Prenant prétexte d’une vidéo devenue virale sur la toile qu’il dit être : « révélatrice sur l'état mental actuel du Président Kamerunais déclaré pour une énième fois vainqueur à l'élection présidentielle à la suite du scrutin du 12 octobre 2025 ». Ce d’autant plus que Ladite vidéo fait-il remarquer, rapporte le comportement quelque peu équivoque à un moment donné de la cérémonie d'investiture du Président concerné, déroulée, le 06 novembre 2025, au Palais « dit » des Verres à Yaoundé. Et de s’interroger après l'exploitation des données de la vidéo, s’il « ne serait-ce pas une raison ou une cause de constatation de la vacance du pouvoir au Kamerun ? » Pour lui, les patriotes de ce pays restés malgré tout lucides devraient-ils immédiatement s'approprier de ce dossier par tous les moyens, dans la perspective d’engager « toute initiative propre à conduire à un aboutissement heureux de tel projet nationaliste, progressiste et révolutionnaire ? ». Surtout qu’il y a plusieurs indicateurs qui peuvent être mis à contribution pour mener cette action. Ce d’autant plus qu’il était révélé que jusqu’à cette sortie du 08 novembre 2025, du Cdt Mboua Massok, Résistant Kameruno-Panafricain, le Président déclaré élu, n’avait plus été aperçu, plusieurs jours après son investiture et n’avait fait aucune sortie publique majeure devant servir de marqueur pour enclencher et impulser ce nouveau mandant. A l’instar d’un remaniement du gouvernement qui viendrait sanctionner le bilan opérationnel et même politique de plusieurs de ces membres est très déplorables ; et où plusieurs postes sont occupés par des intérimaires qui sont même pour certains obligés de cumuler des postes pour surseoir à des décès ou des démissions. A cela s’ajouter, les audiences des très grandes portées diplomatiques de certaines personnalités de marques dont lui seul serait à même d’assurer qui sont confiées à ses proches collaborateurs.

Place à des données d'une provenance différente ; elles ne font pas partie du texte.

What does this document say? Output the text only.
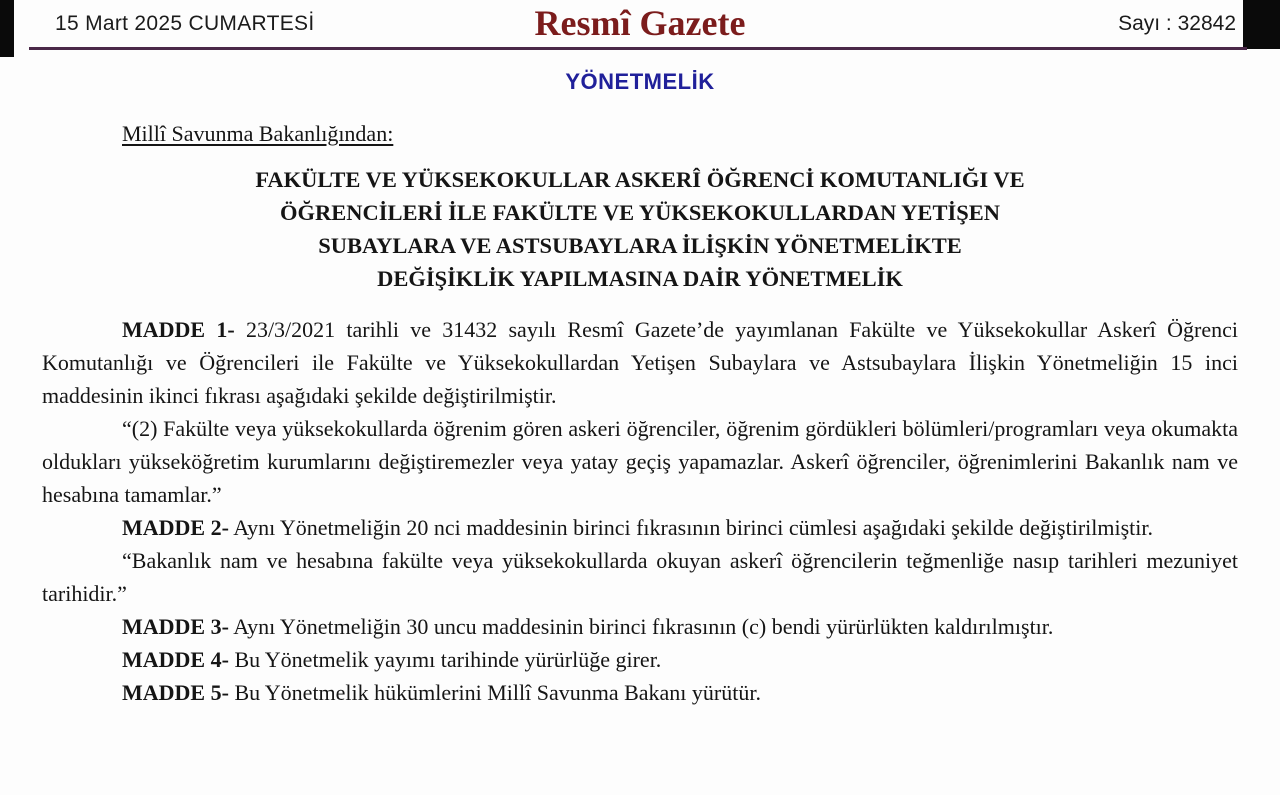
15 Mart 2025 CUMARTESİ	Resmî Gazete	Sayı : 32842
YÖNETMELİK
Millî Savunma Bakanlığından:
FAKÜLTE VE YÜKSEKOKULLAR ASKERÎ ÖĞRENCİ KOMUTANLIĞI VE
ÖĞRENCİLERİ İLE FAKÜLTE VE YÜKSEKOKULLARDAN YETİŞEN
SUBAYLARA VE ASTSUBAYLARA İLİŞKİN YÖNETMELİKTE
DEĞİŞİKLİK YAPILMASINA DAİR YÖNETMELİK

MADDE 1- 23/3/2021 tarihli ve 31432 sayılı Resmî Gazete’de yayımlanan Fakülte ve Yüksekokullar Askerî Öğrenci Komutanlığı ve Öğrencileri ile Fakülte ve Yüksekokullardan Yetişen Subaylara ve Astsubaylara İlişkin Yönetmeliğin 15 inci maddesinin ikinci fıkrası aşağıdaki şekilde değiştirilmiştir.

“(2) Fakülte veya yüksekokullarda öğrenim gören askeri öğrenciler, öğrenim gördükleri bölümleri/programları veya okumakta oldukları yükseköğretim kurumlarını değiştiremezler veya yatay geçiş yapamazlar. Askerî öğrenciler, öğrenimlerini Bakanlık nam ve hesabına tamamlar.”

MADDE 2- Aynı Yönetmeliğin 20 nci maddesinin birinci fıkrasının birinci cümlesi aşağıdaki şekilde değiştirilmiştir.

“Bakanlık nam ve hesabına fakülte veya yüksekokullarda okuyan askerî öğrencilerin teğmenliğe nasıp tarihleri mezuniyet tarihidir.”

MADDE 3- Aynı Yönetmeliğin 30 uncu maddesinin birinci fıkrasının (c) bendi yürürlükten kaldırılmıştır.

MADDE 4- Bu Yönetmelik yayımı tarihinde yürürlüğe girer.

MADDE 5- Bu Yönetmelik hükümlerini Millî Savunma Bakanı yürütür.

Dans ce contexte, soulignait-il : « L'urgence ne serait-elle vraiment pas de mise ici pour que soit mis hors de nuisance, la présence continue à la tête de l'État du Kamerun, d'un homme qui ne dispose plus - comme démonstration faite par son habitude révélée dans cette vidéo - ne dispose plus de tous les atouts qui lui permettent d'assumer la charge suprême qu'est celle de gouverner nos institutions ? » Il se portait alors partant pour la constitution d’un Collectif pour quiconque se proposerait de s'associer à un tel projet salvateur pour le Kamerun et ses populations. Cette sortie sur les réseaux sociaux ne semble pas avoir été ni vue, lue et encore moins captivés l’attention des internautes et des Camerounais qui sont plongés dans une tension post-électorale sous-tendue par la contestation des résultats aussi bien compilés par Election Cameroon, l’organe en charge de l’organisation des élections au Cameroun. Il en va de même pour le Conseil Constitutionnel qui a proclamé de manière sentencieuse et irrévocable le vainqueur de cette élection en la personne du candidat Paul Biya, Candidat sortant, réélu pour un 8è mandat électif, à 92 ans et après 43 ans de magistrature suprême. Entrainant depuis le décompte des voix dans les bureaux de vote à la fin du scrutin du 12 octobre des incidents, des actes de vandalismes, et des manifestations populaires dans plusieurs villes du Cameroun. Conduisant à des dizaines de morts, victimes de la répression des Forces de Maintien de l’Ordre (FMO) ; et à des saccages des commerces, grands espaces, de succursales des entreprises commerciales, jusqu’à l’observation des villes mortes, largement suivi. Ce qui a sérieusement paralysé l’économie nationale.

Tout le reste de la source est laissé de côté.